The pamphlet titled, “Patient Mediated Treatments in Depression: Sleep, Healthy Lifestyles, and Social Support,” and features tips on sleep, exercise, smoking cessation and social support services to help individuals manage their depression.

“If I could tell them simple things that they can do that will affect their depression, not only will it help with the depression, but it also may increase their self-efficacy and make them feel like they have some control over their life,” McGinnis said.

McGinnis’ project was very well received by the nurses and administrators at the clinic. In May, the Department of Nursing at William Beaumont Army Medical Center informed McGinnis that his pamphlet had been incorporated in the preparedness and prevention initiatives at the Mendoza Soldier Family Care Clinic.

“I wanted my project to be something that might be useful to the nurses,” McGinnis said. “I wanted to be sure that it had relevance to what they’re doing.”

The pamphlet was McGinnis’ final project for the class, Promoting Health Along the Border. Students complete 135 hours in a community health care setting during the final semester of nursing school. As part of the class, students identify an area that could be improved in their practice settings. Students conduct research on interventions then present their recommendations to their supervisors.

McGinnis searched Google Scholar and other Internet databases for information on cigarette smoking and depression, healthy sleep habits, physical activity and depression, and social support services available to military families on Fort Bliss.

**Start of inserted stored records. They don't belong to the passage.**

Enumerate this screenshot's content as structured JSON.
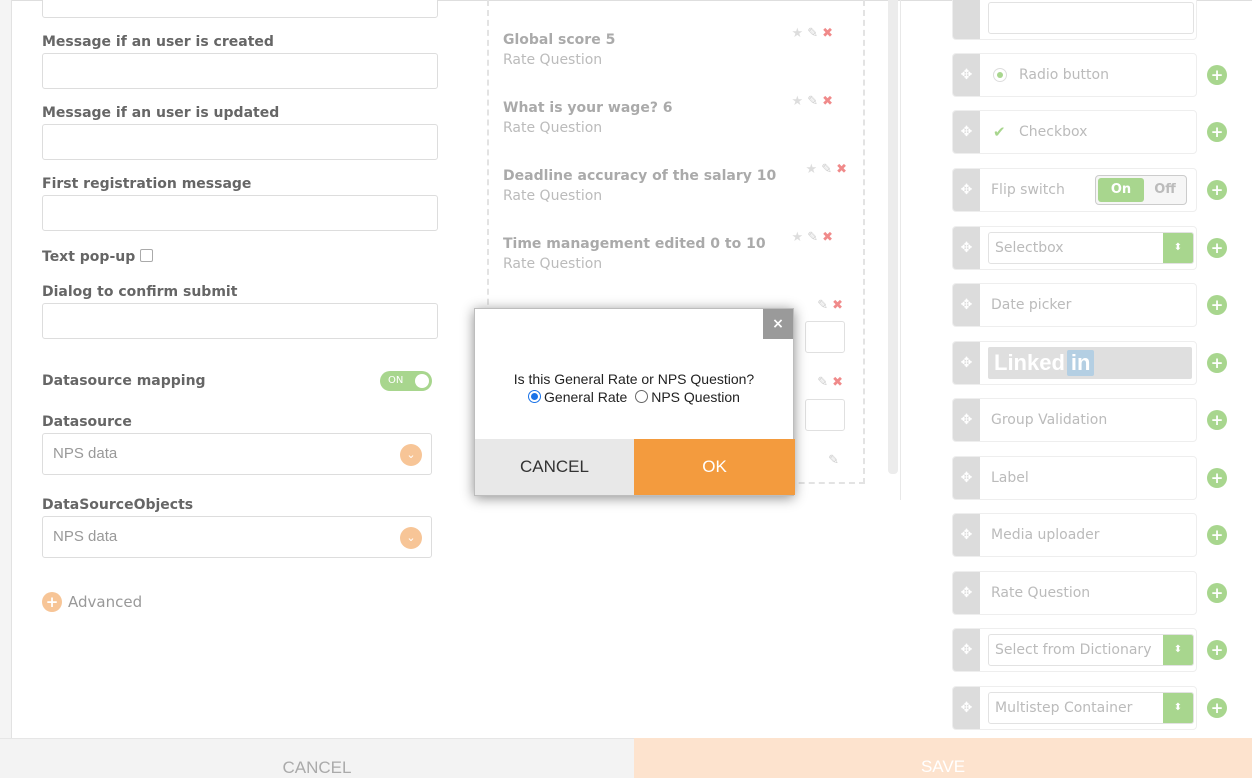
{
  "form": {
    "msg_created_label": "Message if an user is created",
    "msg_updated_label": "Message if an user is updated",
    "first_reg_label": "First registration message",
    "text_popup_label": "Text pop-up",
    "confirm_dialog_label": "Dialog to confirm submit",
    "ds_mapping_label": "Datasource mapping",
    "ds_mapping_toggle": "ON",
    "datasource_label": "Datasource",
    "datasource_value": "NPS data",
    "dso_label": "DataSourceObjects",
    "dso_value": "NPS data",
    "advanced_label": "Advanced",
    "advanced_icon": "+"
  },
  "questions": [
    {
      "title": "Global score 5",
      "type": "Rate Question"
    },
    {
      "title": "What is your wage? 6",
      "type": "Rate Question"
    },
    {
      "title": "Deadline accuracy of the salary 10",
      "type": "Rate Question"
    },
    {
      "title": "Time management edited 0 to 10",
      "type": "Rate Question"
    }
  ],
  "question_icons": {
    "star": "★",
    "edit": "✎",
    "delete": "✖"
  },
  "palette": {
    "radio": "Radio button",
    "checkbox": "Checkbox",
    "flip_label": "Flip switch",
    "flip_on": "On",
    "flip_off": "Off",
    "selectbox": "Selectbox",
    "datepicker": "Date picker",
    "linkedin_text": "Linked",
    "linkedin_in": "in",
    "group_validation": "Group Validation",
    "label": "Label",
    "media_uploader": "Media uploader",
    "rate_question": "Rate Question",
    "select_dictionary": "Select from Dictionary",
    "multistep": "Multistep Container",
    "handle_icon": "✥",
    "add_icon": "+",
    "check_icon": "✔",
    "spinner_icon": "⬍"
  },
  "modal": {
    "question": "Is this General Rate or NPS Question?",
    "option_general": "General Rate",
    "option_nps": "NPS Question",
    "cancel": "CANCEL",
    "ok": "OK",
    "close_icon": "×",
    "selected": "General Rate"
  },
  "footer": {
    "cancel": "CANCEL",
    "save": "SAVE"
  },
  "colors": {
    "accent_orange": "#f39b3e",
    "accent_green": "#a8d68e",
    "radio_selected": "#1a73e8"
  }
}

“While the students are at their clinical sites, we want them to do more than just assessments and skills,” explained Melissa Wholeben, Ph.D., UTEP clinical assistant professor and the course manager. “They need to be a community nurse in which they find a need, research how to fix the need and then present strategies to fix it. They also evaluate how well their projects were received.”

Wholeben estimates that students in the Promoting Health Along the Border class implement between 250 and 275 projects a year at different practice sites. The class is offered during the fall, spring and summer semesters.

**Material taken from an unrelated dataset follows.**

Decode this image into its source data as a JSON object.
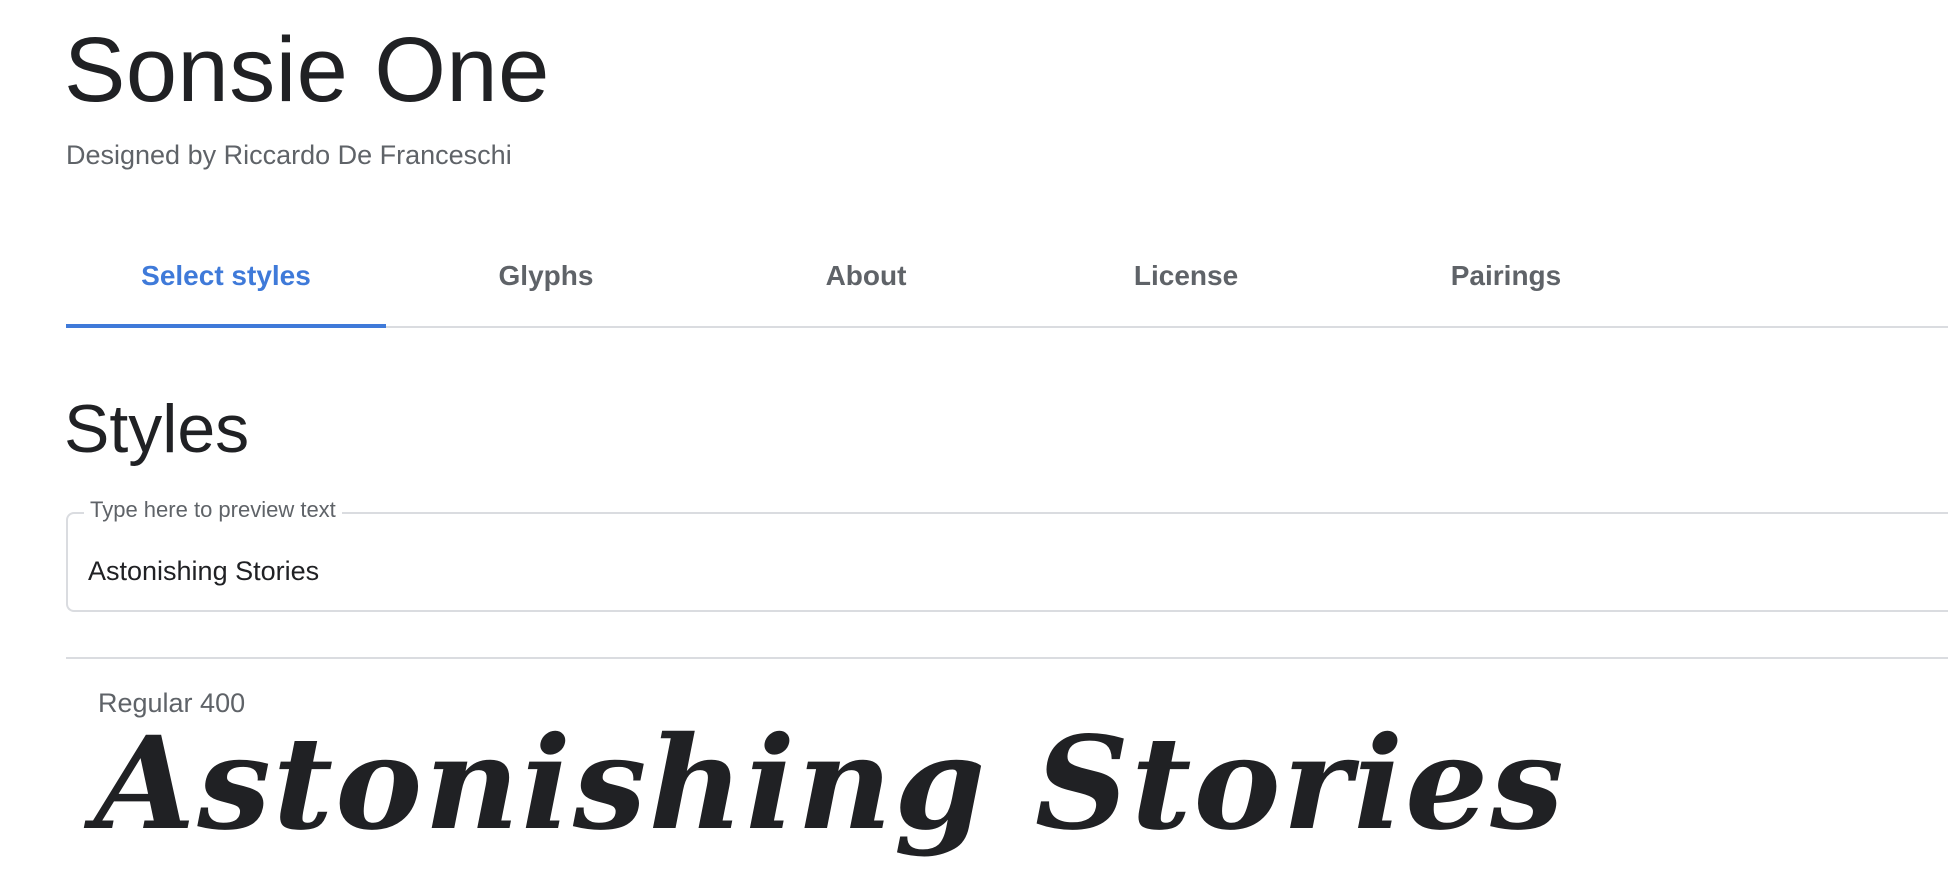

Another project that made a difference in the community during the spring semester was called “Start Smart,” which encouraged seventh graders at Ysleta Middle School to eat a healthy breakfast.

The project was the brainchild of Jennifer Posern, who shadowed the school’s nurse as part of her community rotation in March. Posern noticed that between 8:30 and 9 a.m. every morning the nurse’s office would be flooded with students complaining about headaches and nausea.

Even though they were given fruit, yogurt, or cereal and milk during the first class, Posern noticed that the students who were not feeling well did not eat their breakfast.

“They had headaches and stomach aches and you give them some juice and some crackers and they’re fine and you send them back to class,” Posern recalled. “All they needed was to eat.”

Posern developed a PowerPoint presentation to explain how skipping breakfast affected the students’ performance at school.

“Your focus is just all over the place,” Posern said. “One of the big things that I found in the research was everything felt harder to do even if it wasn’t because you don’t have enough food and enough water.”

Students answered multiple-choice questions about healthy food choices and learned about the long-term effects of skipping breakfast.

The experience not only allowed Posern to apply her creative side, but it also solidified her decision to become a school nurse.

“Rather than being told what to eat, teenagers need to be taught to make healthy choices,” Posern said. “They need to learn what is healthy and what is unhealthy and how to choose the right things. As a school nurse, I can directly teach kids that.”

Jolande Aguilera, a school nurse at Del Valle Elementary School, has taught students from UTEP by precept for the past seven years. She works closely with the nursing students on their projects to make sure their topics are relevant to the needs of the elementary school population. Past projects include exercise, nutrition and dental health.

“They do really cool things,” Aguilera said. ”They think outside the box but it’s because that’s what I expect from them. I love (UTEP) students. They’re awesome and they are so eager to learn.”